I realized that kissing her would be a whole lot different
than playing baseball and I couldn't take the chance. Imagine
turning down the chance of the lead in the Senior Play for a
stupid reason like that! Three or four years later I began to
notice girls and wished that I had taken the lead part.
In 1936 I took a post graduate year just so I could play
baseball another year. Ken Montanye was in his senior year so
he would be playing too. I hadn't decided what kind of work I
was going to do, so thought that I might as well go to
school. I took just morning subjects, Physics and Chemistry
because I liked the teacher so well. I had gotten 91 in
Chemistry my Senior year and took it over again to try to
raise my mark. When I took the Regents Exam at the end of the
year, they gave you three hours to do the exam. The Chemistry
and Physics exams were both the same afternoon. I completed
both in 1 1/2 hours before anyone else had finished even one.
I got 96 in Chemistry and 99 in Physics. This was about the
only good thing I did in high school.
On St. Patrick's Day in 1936 we had a very bad ice storm and
the big trees in our front yard were hit hard. Big limbs
about one foot in diameter were coming down. They sounded
just like cannon shots and kept us awake most of the night.
One big limb was laying across the roof and we had to get up
there and saw it in pieces and patch the hole in the ridge.
Every time I go by the house I can still see the indentation
in the ridge of the roof where the tree hit 50 years ago. The
winter pear tree in the side yard by the driveway is still
there and bears fruit as it did in the 1920s. There was no
traffic on the road during that storm as the roads were
filled with trees. I started for school with my lunch bag in
hand, and going up Main Street the only place to walk was
about six feet wide in the center. I got almost to the
Academy when I met kids coming back who were saying there was
no school. I started for home and stopped at the bridge over
Sucker Brook on Chapen Street. I went down under the bridge
and ate my lunch. My father and brother spent the next three
days cutting up the trees in our front yard. We kept warm
because of the coal furnace but had no electricity for days.

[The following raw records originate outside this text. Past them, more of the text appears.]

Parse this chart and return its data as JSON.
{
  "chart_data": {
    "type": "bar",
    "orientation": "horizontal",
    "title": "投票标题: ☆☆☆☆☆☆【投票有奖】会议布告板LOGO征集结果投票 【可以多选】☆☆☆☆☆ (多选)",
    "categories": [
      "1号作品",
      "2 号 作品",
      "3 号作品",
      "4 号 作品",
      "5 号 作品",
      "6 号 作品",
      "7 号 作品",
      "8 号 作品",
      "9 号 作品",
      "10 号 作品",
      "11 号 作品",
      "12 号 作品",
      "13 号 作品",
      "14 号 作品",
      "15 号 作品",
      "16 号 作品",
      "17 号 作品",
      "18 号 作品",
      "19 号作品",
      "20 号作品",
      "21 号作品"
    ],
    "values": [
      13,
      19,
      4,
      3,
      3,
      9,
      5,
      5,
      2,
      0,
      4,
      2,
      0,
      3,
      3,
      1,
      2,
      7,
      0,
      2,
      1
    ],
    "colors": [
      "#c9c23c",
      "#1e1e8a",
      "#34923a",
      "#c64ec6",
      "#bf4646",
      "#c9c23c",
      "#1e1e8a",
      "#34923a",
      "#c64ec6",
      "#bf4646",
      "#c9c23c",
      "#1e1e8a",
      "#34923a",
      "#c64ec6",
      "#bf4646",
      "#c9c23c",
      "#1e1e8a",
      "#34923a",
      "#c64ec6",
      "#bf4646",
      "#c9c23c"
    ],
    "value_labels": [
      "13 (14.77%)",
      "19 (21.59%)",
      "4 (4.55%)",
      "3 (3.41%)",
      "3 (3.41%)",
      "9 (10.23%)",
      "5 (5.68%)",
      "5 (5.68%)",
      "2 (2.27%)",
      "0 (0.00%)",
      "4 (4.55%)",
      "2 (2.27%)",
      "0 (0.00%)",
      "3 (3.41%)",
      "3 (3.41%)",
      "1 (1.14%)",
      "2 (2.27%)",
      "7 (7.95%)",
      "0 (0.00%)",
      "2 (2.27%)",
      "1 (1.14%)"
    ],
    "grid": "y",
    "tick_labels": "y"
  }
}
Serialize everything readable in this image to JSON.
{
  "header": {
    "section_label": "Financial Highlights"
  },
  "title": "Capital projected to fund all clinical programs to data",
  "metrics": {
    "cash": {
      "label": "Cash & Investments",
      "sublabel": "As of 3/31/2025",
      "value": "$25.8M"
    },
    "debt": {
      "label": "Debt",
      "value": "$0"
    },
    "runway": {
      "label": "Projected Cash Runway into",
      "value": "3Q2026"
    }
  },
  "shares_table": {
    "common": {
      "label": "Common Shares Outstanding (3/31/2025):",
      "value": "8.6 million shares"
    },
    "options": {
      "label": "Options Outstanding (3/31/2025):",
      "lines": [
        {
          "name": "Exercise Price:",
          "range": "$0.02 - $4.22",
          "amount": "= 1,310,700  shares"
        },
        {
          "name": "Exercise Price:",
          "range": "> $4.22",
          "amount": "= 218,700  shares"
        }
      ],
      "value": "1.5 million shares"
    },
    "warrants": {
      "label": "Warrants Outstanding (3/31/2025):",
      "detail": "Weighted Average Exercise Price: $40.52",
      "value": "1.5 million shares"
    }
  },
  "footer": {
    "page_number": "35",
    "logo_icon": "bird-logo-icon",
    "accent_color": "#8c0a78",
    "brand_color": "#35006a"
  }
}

I still believe that we had more snow in those days than we
do now. One time we made a tunnel out from the back door
about fifteen feet before we got into the open and used it
that way until it melted. Another time Jack VanBrooker's car
was stuck up on Thad Chapin and the next day we went up to
look for it digging holes in the snow until we found the
roof. My lunch time during my Senior year was an hour long
and I would run all the way from the high school to the west
end of Chapin Street, get a sandwich and run back to school.
I ran down Main Street and cut through Wilcox Lane, near
where the Palmers lived, across the railroad tracks and
through the swamp where the Elementary School was eventually
built, then over Pearl Street. It was almost two miles each
way so if I had been on the track team I would have done
well. That swampy area below the tracks had enough water in
it in the winter time to make a hockey rink if you didn't
mind a few bushes growing up here and there. I was on a
hockey team and played there a couple of winters. Sometimes
we would also play hockey on the lake by Kershaw Park.